The majority opinion was delivered by Justice Sanjay Kishan Kaul, and Justice Sudhanshu Dhulia concurred with the decision.

“In the impugned judgment, it can hardly be disputed that there is no discussion on the special circumstances other than the reference to judgment in Bafna’s case. The impugned judgment is predicated on a broad reasoning as if ipso facto there is no need to call other proposals if it is an MSME.”

“We are, thus, clearly of the view that the appellant cannot be faulted for calling for other proposals in which the proposal given by respondent No.1 was also to be examined, put them to voting before the CoCs and declare the results.”

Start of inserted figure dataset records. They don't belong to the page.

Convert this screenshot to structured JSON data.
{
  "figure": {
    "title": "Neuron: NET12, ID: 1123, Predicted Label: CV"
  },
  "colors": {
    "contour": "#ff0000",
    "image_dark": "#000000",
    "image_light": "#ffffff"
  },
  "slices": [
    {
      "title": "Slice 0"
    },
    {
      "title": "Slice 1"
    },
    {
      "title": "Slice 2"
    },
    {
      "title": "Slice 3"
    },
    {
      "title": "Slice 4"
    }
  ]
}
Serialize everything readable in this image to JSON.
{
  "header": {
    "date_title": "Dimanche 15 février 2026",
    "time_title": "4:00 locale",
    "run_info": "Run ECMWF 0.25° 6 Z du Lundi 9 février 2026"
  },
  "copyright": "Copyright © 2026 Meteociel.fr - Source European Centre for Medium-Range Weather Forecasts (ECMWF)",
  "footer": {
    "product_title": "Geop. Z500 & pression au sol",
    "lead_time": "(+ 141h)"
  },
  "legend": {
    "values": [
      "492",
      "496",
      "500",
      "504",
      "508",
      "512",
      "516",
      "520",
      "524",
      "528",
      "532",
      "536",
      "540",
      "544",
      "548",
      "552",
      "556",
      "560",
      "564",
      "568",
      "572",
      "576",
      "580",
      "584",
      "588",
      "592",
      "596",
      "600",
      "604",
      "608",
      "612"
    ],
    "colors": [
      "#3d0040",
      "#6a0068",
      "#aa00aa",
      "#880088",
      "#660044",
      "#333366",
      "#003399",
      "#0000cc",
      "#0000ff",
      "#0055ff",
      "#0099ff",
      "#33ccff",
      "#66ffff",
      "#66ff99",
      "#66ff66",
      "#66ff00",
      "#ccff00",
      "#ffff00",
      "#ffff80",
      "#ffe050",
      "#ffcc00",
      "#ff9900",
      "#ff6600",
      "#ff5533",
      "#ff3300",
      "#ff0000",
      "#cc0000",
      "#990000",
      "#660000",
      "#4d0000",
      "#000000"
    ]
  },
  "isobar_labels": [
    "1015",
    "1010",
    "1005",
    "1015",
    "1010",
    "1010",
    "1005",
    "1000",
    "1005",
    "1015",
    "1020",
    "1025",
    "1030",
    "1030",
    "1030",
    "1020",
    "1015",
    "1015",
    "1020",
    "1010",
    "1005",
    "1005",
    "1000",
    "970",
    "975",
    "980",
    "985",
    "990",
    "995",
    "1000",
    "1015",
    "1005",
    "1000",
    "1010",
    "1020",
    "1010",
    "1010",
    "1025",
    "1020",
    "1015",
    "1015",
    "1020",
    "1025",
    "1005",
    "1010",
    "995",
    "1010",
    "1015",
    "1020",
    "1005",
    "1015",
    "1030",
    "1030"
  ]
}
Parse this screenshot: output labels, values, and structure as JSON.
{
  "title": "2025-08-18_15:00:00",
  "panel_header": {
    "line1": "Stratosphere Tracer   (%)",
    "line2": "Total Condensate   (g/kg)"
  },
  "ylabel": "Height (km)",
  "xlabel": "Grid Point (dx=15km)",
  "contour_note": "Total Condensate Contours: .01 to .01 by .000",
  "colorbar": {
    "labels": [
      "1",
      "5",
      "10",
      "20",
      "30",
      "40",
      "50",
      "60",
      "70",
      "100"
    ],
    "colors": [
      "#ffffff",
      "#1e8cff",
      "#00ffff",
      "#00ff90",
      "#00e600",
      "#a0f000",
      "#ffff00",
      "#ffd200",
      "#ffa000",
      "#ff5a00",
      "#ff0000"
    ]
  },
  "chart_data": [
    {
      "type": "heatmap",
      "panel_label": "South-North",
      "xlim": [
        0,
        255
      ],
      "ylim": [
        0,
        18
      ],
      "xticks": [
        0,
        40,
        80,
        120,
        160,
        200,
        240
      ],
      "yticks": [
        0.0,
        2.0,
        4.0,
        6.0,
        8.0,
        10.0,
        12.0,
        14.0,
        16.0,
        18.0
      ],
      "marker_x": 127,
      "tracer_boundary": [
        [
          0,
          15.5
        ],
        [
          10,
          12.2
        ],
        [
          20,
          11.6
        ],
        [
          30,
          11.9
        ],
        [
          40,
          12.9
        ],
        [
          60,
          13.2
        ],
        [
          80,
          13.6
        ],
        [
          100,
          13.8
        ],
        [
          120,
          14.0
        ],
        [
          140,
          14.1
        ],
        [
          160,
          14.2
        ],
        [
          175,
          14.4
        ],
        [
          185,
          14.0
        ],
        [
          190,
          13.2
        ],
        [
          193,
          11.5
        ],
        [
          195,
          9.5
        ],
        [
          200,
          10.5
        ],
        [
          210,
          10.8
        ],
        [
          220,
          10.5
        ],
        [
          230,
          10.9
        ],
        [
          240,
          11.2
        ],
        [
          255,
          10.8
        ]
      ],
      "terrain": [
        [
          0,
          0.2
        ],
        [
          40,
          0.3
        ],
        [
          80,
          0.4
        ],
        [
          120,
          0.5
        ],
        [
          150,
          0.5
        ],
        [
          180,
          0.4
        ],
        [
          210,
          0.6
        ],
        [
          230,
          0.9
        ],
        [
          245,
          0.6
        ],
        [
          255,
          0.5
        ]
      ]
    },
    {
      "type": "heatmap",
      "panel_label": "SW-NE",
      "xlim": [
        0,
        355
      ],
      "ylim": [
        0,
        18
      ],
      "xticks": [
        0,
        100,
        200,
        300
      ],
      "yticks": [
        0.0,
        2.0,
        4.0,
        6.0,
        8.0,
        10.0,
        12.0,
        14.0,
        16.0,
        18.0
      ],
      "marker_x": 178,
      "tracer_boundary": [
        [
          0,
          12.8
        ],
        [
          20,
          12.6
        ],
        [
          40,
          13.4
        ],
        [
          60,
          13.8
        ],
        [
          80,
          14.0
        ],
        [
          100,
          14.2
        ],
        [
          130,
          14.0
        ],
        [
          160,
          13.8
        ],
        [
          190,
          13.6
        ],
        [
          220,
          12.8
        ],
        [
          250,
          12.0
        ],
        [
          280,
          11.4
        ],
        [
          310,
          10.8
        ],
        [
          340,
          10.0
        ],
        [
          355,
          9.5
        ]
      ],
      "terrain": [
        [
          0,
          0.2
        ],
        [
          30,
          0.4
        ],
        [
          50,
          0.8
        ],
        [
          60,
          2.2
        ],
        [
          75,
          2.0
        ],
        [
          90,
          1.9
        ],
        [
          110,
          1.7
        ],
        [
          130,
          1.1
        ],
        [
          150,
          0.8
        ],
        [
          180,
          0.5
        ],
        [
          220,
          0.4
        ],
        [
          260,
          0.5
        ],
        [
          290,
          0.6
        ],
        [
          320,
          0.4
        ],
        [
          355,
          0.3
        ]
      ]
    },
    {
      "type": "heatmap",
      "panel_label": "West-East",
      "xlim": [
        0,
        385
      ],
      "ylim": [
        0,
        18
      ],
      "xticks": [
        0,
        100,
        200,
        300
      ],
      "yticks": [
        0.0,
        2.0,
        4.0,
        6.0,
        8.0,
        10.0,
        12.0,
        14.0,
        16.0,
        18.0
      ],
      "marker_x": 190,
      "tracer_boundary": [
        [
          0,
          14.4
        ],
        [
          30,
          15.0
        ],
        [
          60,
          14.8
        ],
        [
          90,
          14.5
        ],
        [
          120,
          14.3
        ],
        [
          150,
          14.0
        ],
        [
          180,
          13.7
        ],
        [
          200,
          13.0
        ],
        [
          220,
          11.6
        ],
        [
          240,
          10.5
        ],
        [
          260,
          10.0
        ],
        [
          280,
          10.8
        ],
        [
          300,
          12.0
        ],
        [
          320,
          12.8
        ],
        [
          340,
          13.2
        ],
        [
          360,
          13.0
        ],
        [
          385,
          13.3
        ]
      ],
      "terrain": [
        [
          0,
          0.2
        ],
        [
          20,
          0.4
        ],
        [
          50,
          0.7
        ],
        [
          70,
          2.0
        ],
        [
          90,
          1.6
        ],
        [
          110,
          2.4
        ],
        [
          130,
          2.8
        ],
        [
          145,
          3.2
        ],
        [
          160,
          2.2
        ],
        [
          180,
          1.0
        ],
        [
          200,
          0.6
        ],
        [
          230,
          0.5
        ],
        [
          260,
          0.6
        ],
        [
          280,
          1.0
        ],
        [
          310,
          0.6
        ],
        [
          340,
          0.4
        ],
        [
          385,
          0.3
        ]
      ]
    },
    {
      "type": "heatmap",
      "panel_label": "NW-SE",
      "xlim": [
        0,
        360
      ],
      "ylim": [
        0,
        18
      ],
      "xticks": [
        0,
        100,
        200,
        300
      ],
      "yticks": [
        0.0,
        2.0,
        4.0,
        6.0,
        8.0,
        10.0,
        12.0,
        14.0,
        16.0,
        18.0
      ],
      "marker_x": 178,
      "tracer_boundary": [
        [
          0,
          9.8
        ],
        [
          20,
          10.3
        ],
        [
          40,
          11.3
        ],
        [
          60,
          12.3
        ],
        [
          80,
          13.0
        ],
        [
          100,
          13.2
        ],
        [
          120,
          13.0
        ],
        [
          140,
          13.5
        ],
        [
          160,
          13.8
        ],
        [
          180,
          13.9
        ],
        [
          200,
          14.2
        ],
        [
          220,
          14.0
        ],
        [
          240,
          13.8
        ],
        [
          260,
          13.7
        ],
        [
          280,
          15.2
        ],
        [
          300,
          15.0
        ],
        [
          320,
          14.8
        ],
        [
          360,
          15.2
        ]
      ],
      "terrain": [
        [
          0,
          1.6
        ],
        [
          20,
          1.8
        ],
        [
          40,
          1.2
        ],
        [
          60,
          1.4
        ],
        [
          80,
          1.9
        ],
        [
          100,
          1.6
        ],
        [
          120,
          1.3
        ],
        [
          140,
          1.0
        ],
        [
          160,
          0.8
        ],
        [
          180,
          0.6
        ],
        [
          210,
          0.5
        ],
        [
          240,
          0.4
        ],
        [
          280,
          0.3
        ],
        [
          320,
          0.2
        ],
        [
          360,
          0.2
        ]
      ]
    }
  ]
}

“Needless to say that beyond the window of two months, if the OTS is not accepted, the appellant will be free to declare the results of the e-voting qua all the proposals.”

Key Takeaways

  • Promoters of MSMEs are not automatically exempt from competing with other resolution applicants during insolvency proceedings.
  • The observations made in the “Saravana Global Holdings Ltd. & Anr. Vs. Bafna Pharmaceuticals Ltd. & Ors.” case are specific to situations where a settlement is reached before the constitution of the Committee of Creditors (CoC) or under Section 12A of the Insolvency and Bankruptcy Code, 2016.
  • The primary objective of the Insolvency and Bankruptcy Code, 2016, is to maximize the value of the assets of the corporate debtor, which requires a fair and transparent process, including competition among resolution applicants.
  • Resolution Professionals are not at fault for calling for other proposals to ensure that the assets of the corporate debtor are maximized.
  • MSME promoters can still submit resolution plans, but they must compete with other applicants unless a settlement is reached before the constitution of the CoC or under Section 12A of the Code.

Directions

The Supreme Court directed that a two-month window be given to the promoter to pursue a one-time settlement (OTS) proposal with the financial creditors. If the OTS does not materialize, the Resolution Professional is free to declare the results of the e-voting on all the proposals.

Development of Law

The ratio decidendi of the case is that the promoters of MSMEs are not automatically exempt from competing with other resolution applicants during insolvency proceedings. This clarifies the interpretation of the Bafna case and sets the legal position that MSME promoters must participate in a competitive process unless a settlement is reached before the constitution of the CoC or under Section 12A of the Code. This judgment clarifies the legal position and sets aside the broad interpretation of the Bafna case by the NCLAT.

Conclusion

In conclusion, the Supreme Court’s judgment in R. Raghavendran vs. C. Raja John & Ors. clarifies that while MSMEs receive certain considerations under the Insolvency and Bankruptcy Code, 2016, their promoters are not automatically exempt from competing with other resolution applicants during insolvency proceedings. The Court set aside the NCLAT’s order, which had suggested otherwise, and emphasized the importance of a fair and transparent process that prioritizes the maximization of the value of the corporate debtor’s assets. The judgment underscores the need for a balanced approach that respects the special considerations for MSMEs while upholding the fundamental principles of the Code.